The report makes bold assertions on the question of Intellectual Property. Quite literally; the below point is printed in bold in the report, and it’s worth quoting in its entirety:
Following all the evidence we have received, we think Hargreaves is wrong in the benefits his report claims for his recommended changes to UK copyright law. We regret that the Hargreaves report adopts a significantly low standard in relation to the need for objective evidence in determining copyright policy. We do not consider Professor Hargreaves has adequately assessed the dangers of putting the established system of copyright at risk for no obvious benefit. We are deeply concerned that there is an underlying agenda driven at least partly by technology companies (Google foremost among them) which, if pursued uncritically, could cause irreversible damage to the creative sector on which the United Kingdom’s future prosperity will significantly depend.
The point about Google is an important one in the thorny issue of copyright change, because it is chiefly companies like Google who are pushing for changes which would make their objectives and plans for content domination easier to achieve. The report goes further in this regard, noting the ‘numerous complaints across the creative spectrum about the perceived power and influence of Google in the Government’s inner, policy-making sanctum.’ It then quotes the Parliamentary Under-Secretary of State for Intellectual Property, Viscount Younger of Leckie (now my favourite Viscount):
“Google is one of several search engines…and I am very aware of their power, put it that way. I am also very aware, I think, that they have access, for whatever reason, to higher levels than me in No. 10, I understand.”
His highly suggestive comments do well to echo the concern of many in publishing and in other creative industries that cabinet ministers are holding private meetings and are keen to curry favour with the big tech companies, while they possess too little concern for the creative industries. The report also raises the issue of corporation tax, which these companies do not pay and which the government has been slow to tackle, perhaps because of the cosy situation described above by my new favourite Viscount. Claire Enders of Enders Analysis, a company which provides a research service covering the media, entertainment and communications, is quoted saying:
“unless this organisation … is prepared to contribute to the skills base, to the education base, to the fabric of our society from which these creative works are developed, then I just don’t buy their argument at all because they are the prime beneficiaries of America fair use provisions. Therefore I mistrust their motives.”
Significantly, Google is held to account for its ‘derisorily ineffective’ response to preventing its search from leading users to sites that abuse copyright laws. The committee, again in bold, writes:
We do not believe it to be beyond the wit of the engineers employed by Google and others to demote and, ideally, remove copyright infringing material from search engine results. Google co-operates with law enforcement agencies to block child pornographic content from search results and it has provided no coherent, responsible answer as to why it cannot do the same for sites which blatantly, and illegally, offer pirated content.

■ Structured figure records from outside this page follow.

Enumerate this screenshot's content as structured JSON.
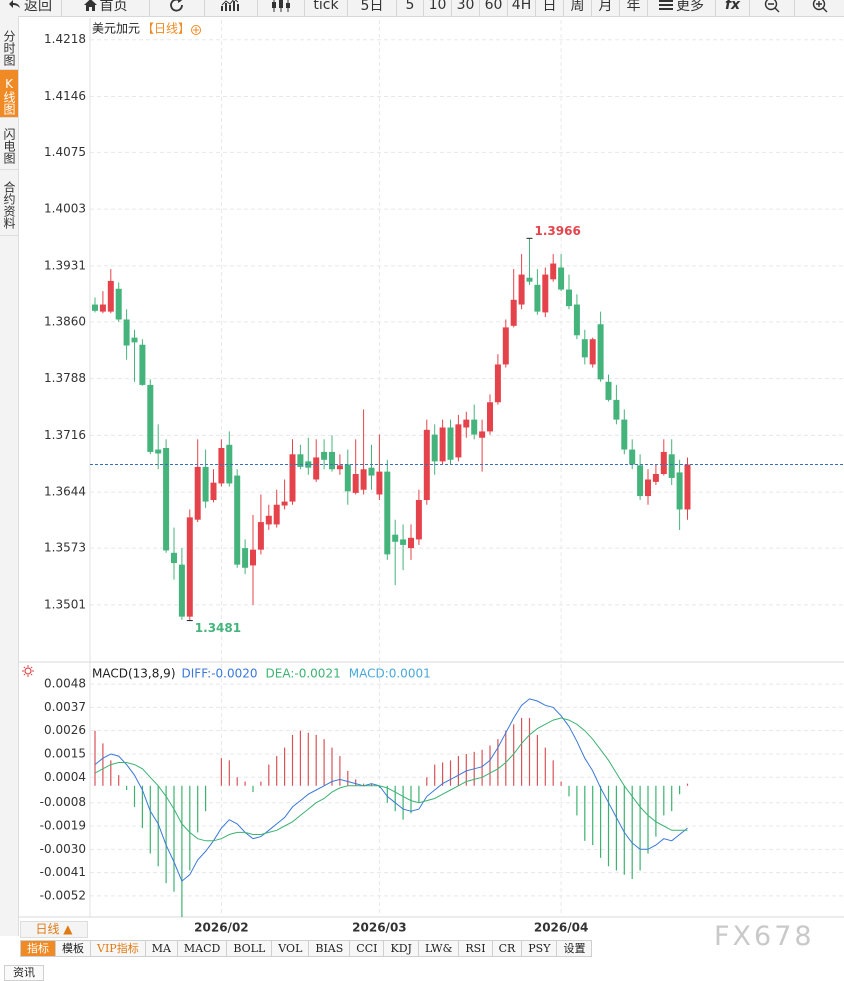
{
  "toolbar": [
    "返回",
    "首页",
    "tick",
    "5日",
    "5",
    "10",
    "30",
    "60",
    "4H",
    "日",
    "周",
    "月",
    "年",
    "更多",
    "fx"
  ],
  "sidebar": [
    "分时图",
    "K线图",
    "闪电图",
    "合约资料"
  ],
  "period_button": "日线 ▲",
  "indicator_tabs": [
    "指标",
    "模板",
    "VIP指标",
    "MA",
    "MACD",
    "BOLL",
    "VOL",
    "BIAS",
    "CCI",
    "KDJ",
    "LW&",
    "RSI",
    "CR",
    "PSY",
    "设置"
  ],
  "bottom_tab": "资讯",
  "watermark": "FX678",
  "chart_data": [
    {
      "type": "candlestick",
      "title": "美元加元",
      "period": "【日线】",
      "up_color": "#e5434b",
      "down_color": "#45b47c",
      "last_line_color": "#3a6fb5",
      "grid": true,
      "categories": [
        null,
        null,
        null,
        null,
        null,
        null,
        null,
        null,
        null,
        null,
        null,
        null,
        null,
        null,
        null,
        null,
        "2026/02",
        null,
        null,
        null,
        null,
        null,
        null,
        null,
        null,
        null,
        null,
        null,
        null,
        null,
        null,
        null,
        null,
        null,
        null,
        null,
        "2026/03",
        null,
        null,
        null,
        null,
        null,
        null,
        null,
        null,
        null,
        null,
        null,
        null,
        null,
        null,
        null,
        null,
        null,
        null,
        null,
        null,
        null,
        null,
        "2026/04",
        null,
        null,
        null,
        null,
        null,
        null,
        null,
        null,
        null,
        null,
        null,
        null,
        null,
        null,
        null,
        null
      ],
      "open": [
        1.3882,
        1.3873,
        1.3873,
        1.3902,
        1.3863,
        1.384,
        1.3831,
        1.378,
        1.3698,
        1.37,
        1.3567,
        1.3552,
        1.3486,
        1.3609,
        1.3676,
        1.3634,
        1.3655,
        1.3704,
        1.3665,
        1.3573,
        1.3551,
        1.3571,
        1.3603,
        1.3603,
        1.3627,
        1.3632,
        1.3692,
        1.3683,
        1.366,
        1.3695,
        1.3695,
        1.3673,
        1.3679,
        1.3643,
        1.3647,
        1.3675,
        1.3641,
        1.367,
        1.359,
        1.3584,
        1.3573,
        1.3584,
        1.3634,
        1.3717,
        1.3683,
        1.3726,
        1.3688,
        1.3726,
        1.3736,
        1.3713,
        1.3721,
        1.3758,
        1.3806,
        1.3855,
        1.3882,
        1.3916,
        1.3907,
        1.3872,
        1.3914,
        1.3929,
        1.3901,
        1.3882,
        1.3838,
        1.3806,
        1.3857,
        1.3784,
        1.3761,
        1.3736,
        1.3698,
        1.3678,
        1.3639,
        1.3657,
        1.3667,
        1.3692,
        1.3669,
        1.3622
      ],
      "high": [
        1.3891,
        1.3899,
        1.3927,
        1.391,
        1.3876,
        1.385,
        1.3838,
        1.3787,
        1.373,
        1.3711,
        1.3599,
        1.3573,
        1.3622,
        1.3711,
        1.3698,
        1.3673,
        1.3711,
        1.3721,
        1.3673,
        1.3584,
        1.3615,
        1.3641,
        1.3628,
        1.3647,
        1.366,
        1.3711,
        1.3704,
        1.3713,
        1.3711,
        1.3711,
        1.3716,
        1.3692,
        1.3698,
        1.3711,
        1.3749,
        1.3704,
        1.3717,
        1.3685,
        1.3609,
        1.3603,
        1.3603,
        1.3647,
        1.3736,
        1.373,
        1.3736,
        1.3736,
        1.3742,
        1.3746,
        1.3755,
        1.3736,
        1.3768,
        1.3819,
        1.3863,
        1.3927,
        1.3946,
        1.3966,
        1.3927,
        1.3929,
        1.3946,
        1.3946,
        1.392,
        1.3895,
        1.385,
        1.384,
        1.3873,
        1.3793,
        1.378,
        1.3749,
        1.3711,
        1.3692,
        1.3673,
        1.3679,
        1.3711,
        1.3711,
        1.3685,
        1.3688
      ],
      "low": [
        1.3872,
        1.3871,
        1.3871,
        1.386,
        1.3812,
        1.3784,
        1.3779,
        1.3692,
        1.3673,
        1.3567,
        1.3533,
        1.3482,
        1.3481,
        1.3606,
        1.3624,
        1.3631,
        1.3651,
        1.3651,
        1.3548,
        1.354,
        1.3501,
        1.3565,
        1.3596,
        1.3599,
        1.3622,
        1.3628,
        1.3673,
        1.3666,
        1.3657,
        1.3673,
        1.367,
        1.3666,
        1.3628,
        1.3641,
        1.3641,
        1.3647,
        1.3634,
        1.3558,
        1.3526,
        1.3545,
        1.3558,
        1.3577,
        1.3628,
        1.3666,
        1.3679,
        1.3679,
        1.3683,
        1.3713,
        1.3711,
        1.367,
        1.3717,
        1.3755,
        1.3802,
        1.3853,
        1.3876,
        1.3907,
        1.3869,
        1.3866,
        1.3911,
        1.3899,
        1.3876,
        1.3838,
        1.3806,
        1.3802,
        1.3784,
        1.3759,
        1.373,
        1.3692,
        1.3673,
        1.3634,
        1.3628,
        1.3653,
        1.3665,
        1.3653,
        1.3596,
        1.3609
      ],
      "close": [
        1.3874,
        1.3882,
        1.3912,
        1.3863,
        1.383,
        1.3834,
        1.378,
        1.3695,
        1.3693,
        1.357,
        1.3554,
        1.3486,
        1.3612,
        1.3676,
        1.3632,
        1.3656,
        1.37,
        1.3655,
        1.3552,
        1.3548,
        1.3571,
        1.3606,
        1.3614,
        1.3628,
        1.3632,
        1.3692,
        1.3676,
        1.3675,
        1.3688,
        1.3685,
        1.3673,
        1.3678,
        1.3645,
        1.3667,
        1.3673,
        1.3665,
        1.367,
        1.3565,
        1.3581,
        1.3577,
        1.3586,
        1.3634,
        1.3723,
        1.3683,
        1.3726,
        1.3685,
        1.373,
        1.3736,
        1.3717,
        1.3721,
        1.3758,
        1.3806,
        1.3853,
        1.3888,
        1.392,
        1.3911,
        1.3873,
        1.392,
        1.3934,
        1.3901,
        1.388,
        1.3843,
        1.3815,
        1.3838,
        1.3787,
        1.3761,
        1.3736,
        1.3698,
        1.3679,
        1.3639,
        1.366,
        1.3667,
        1.3695,
        1.3662,
        1.3622,
        1.3679
      ],
      "ylim": [
        1.3431,
        1.4243
      ],
      "yticks": [
        1.4218,
        1.4146,
        1.4075,
        1.4003,
        1.3931,
        {
          "value": 1.386,
          "label": "1.3860"
        },
        1.3788,
        1.3716,
        1.3644,
        1.3573,
        1.3501
      ]
    },
    {
      "type": "macd",
      "title": "MACD(13,8,9)",
      "grid": true,
      "ylim": [
        -0.0061,
        0.0057
      ],
      "yticks": [
        0.0048,
        0.0037,
        0.0026,
        0.0015,
        0.0004,
        -0.0008,
        -0.0019,
        {
          "value": -0.003,
          "label": "-0.0030"
        },
        -0.0041,
        -0.0052
      ],
      "series": [
        {
          "name": "DIFF:-0.0020",
          "color": "#3b78d8",
          "values": [
            0.001,
            0.0013,
            0.0015,
            0.0014,
            0.001,
            0.0005,
            -0.0002,
            -0.0012,
            -0.0018,
            -0.0028,
            -0.0036,
            -0.0045,
            -0.0042,
            -0.0035,
            -0.0031,
            -0.0026,
            -0.002,
            -0.0016,
            -0.0018,
            -0.0022,
            -0.0025,
            -0.0024,
            -0.0021,
            -0.0018,
            -0.0015,
            -0.001,
            -0.0007,
            -0.0004,
            -0.0002,
            0.0,
            0.0002,
            0.0003,
            0.0002,
            0.0001,
            0.0,
            0.0001,
            0.0,
            -0.0005,
            -0.0008,
            -0.0011,
            -0.0012,
            -0.0011,
            -0.0005,
            -0.0002,
            0.0001,
            0.0003,
            0.0005,
            0.0007,
            0.0008,
            0.0009,
            0.0012,
            0.0018,
            0.0025,
            0.0032,
            0.0038,
            0.0041,
            0.004,
            0.0038,
            0.0037,
            0.0033,
            0.0028,
            0.0021,
            0.0013,
            0.0007,
            -0.0001,
            -0.0008,
            -0.0015,
            -0.0022,
            -0.0027,
            -0.003,
            -0.003,
            -0.0028,
            -0.0025,
            -0.0026,
            -0.0023,
            -0.002
          ]
        },
        {
          "name": "DEA:-0.0021",
          "color": "#3cb371",
          "values": [
            0.0006,
            0.0008,
            0.001,
            0.0011,
            0.0011,
            0.001,
            0.0008,
            0.0004,
            0.0,
            -0.0005,
            -0.0011,
            -0.0018,
            -0.0022,
            -0.0025,
            -0.0026,
            -0.0026,
            -0.0025,
            -0.0023,
            -0.0022,
            -0.0022,
            -0.0023,
            -0.0023,
            -0.0022,
            -0.0021,
            -0.0019,
            -0.0017,
            -0.0014,
            -0.0011,
            -0.0008,
            -0.0006,
            -0.0003,
            -0.0001,
            0.0,
            0.0,
            0.0,
            0.0,
            0.0,
            -0.0001,
            -0.0003,
            -0.0005,
            -0.0007,
            -0.0008,
            -0.0007,
            -0.0006,
            -0.0004,
            -0.0002,
            0.0,
            0.0002,
            0.0003,
            0.0004,
            0.0006,
            0.0008,
            0.0011,
            0.0015,
            0.002,
            0.0024,
            0.0027,
            0.0029,
            0.0031,
            0.0032,
            0.0031,
            0.0029,
            0.0026,
            0.0022,
            0.0017,
            0.0012,
            0.0006,
            0.0,
            -0.0005,
            -0.001,
            -0.0014,
            -0.0017,
            -0.0019,
            -0.0021,
            -0.0021,
            -0.0021
          ]
        },
        {
          "name": "MACD:0.0001",
          "color": "#4aa8d8",
          "up_color": "#d9545a",
          "down_color": "#3cb371",
          "values": [
            0.0026,
            0.002,
            0.0012,
            0.0005,
            -0.0002,
            -0.001,
            -0.002,
            -0.0032,
            -0.0038,
            -0.0046,
            -0.005,
            -0.0062,
            -0.004,
            -0.0022,
            -0.0012,
            0.0,
            0.0013,
            0.0012,
            0.0004,
            0.0002,
            -0.0003,
            0.0002,
            0.001,
            0.0014,
            0.0018,
            0.0024,
            0.0026,
            0.0025,
            0.0024,
            0.0022,
            0.0018,
            0.0014,
            0.0007,
            0.0003,
            0.0001,
            0.0001,
            -0.0001,
            -0.0008,
            -0.0012,
            -0.0016,
            -0.0013,
            -0.0008,
            0.0004,
            0.001,
            0.0011,
            0.0012,
            0.0014,
            0.0015,
            0.0016,
            0.0017,
            0.0019,
            0.0022,
            0.0026,
            0.0029,
            0.0032,
            0.0032,
            0.0024,
            0.0018,
            0.0012,
            0.0002,
            -0.0005,
            -0.0014,
            -0.0026,
            -0.0028,
            -0.0034,
            -0.0038,
            -0.004,
            -0.0042,
            -0.0044,
            -0.004,
            -0.0032,
            -0.0024,
            -0.0014,
            -0.0012,
            -0.0004,
            0.0001
          ]
        }
      ]
    }
  ]
}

Worryingly, many who offered their opinions spoke of a belief that the government, too, seemed less interested in protecting individual property rights than was necessary. The committee identified a need within government for ‘a powerful champion of IP with a duty to protect and promote the interests of UK IP…too often it is seen as wishing to dilute copyright rather than defend and enforce it.’
That champion is yet to emerge but it is a relief to finally hear legitimate concerns raised and upheld by a committee that wishes to protect individual artists in the digital world. The report is also proof that we still have far to go, with a government who does not appear to be in our favour.
Zeljka Marosevic is the managing director of Melville House UK.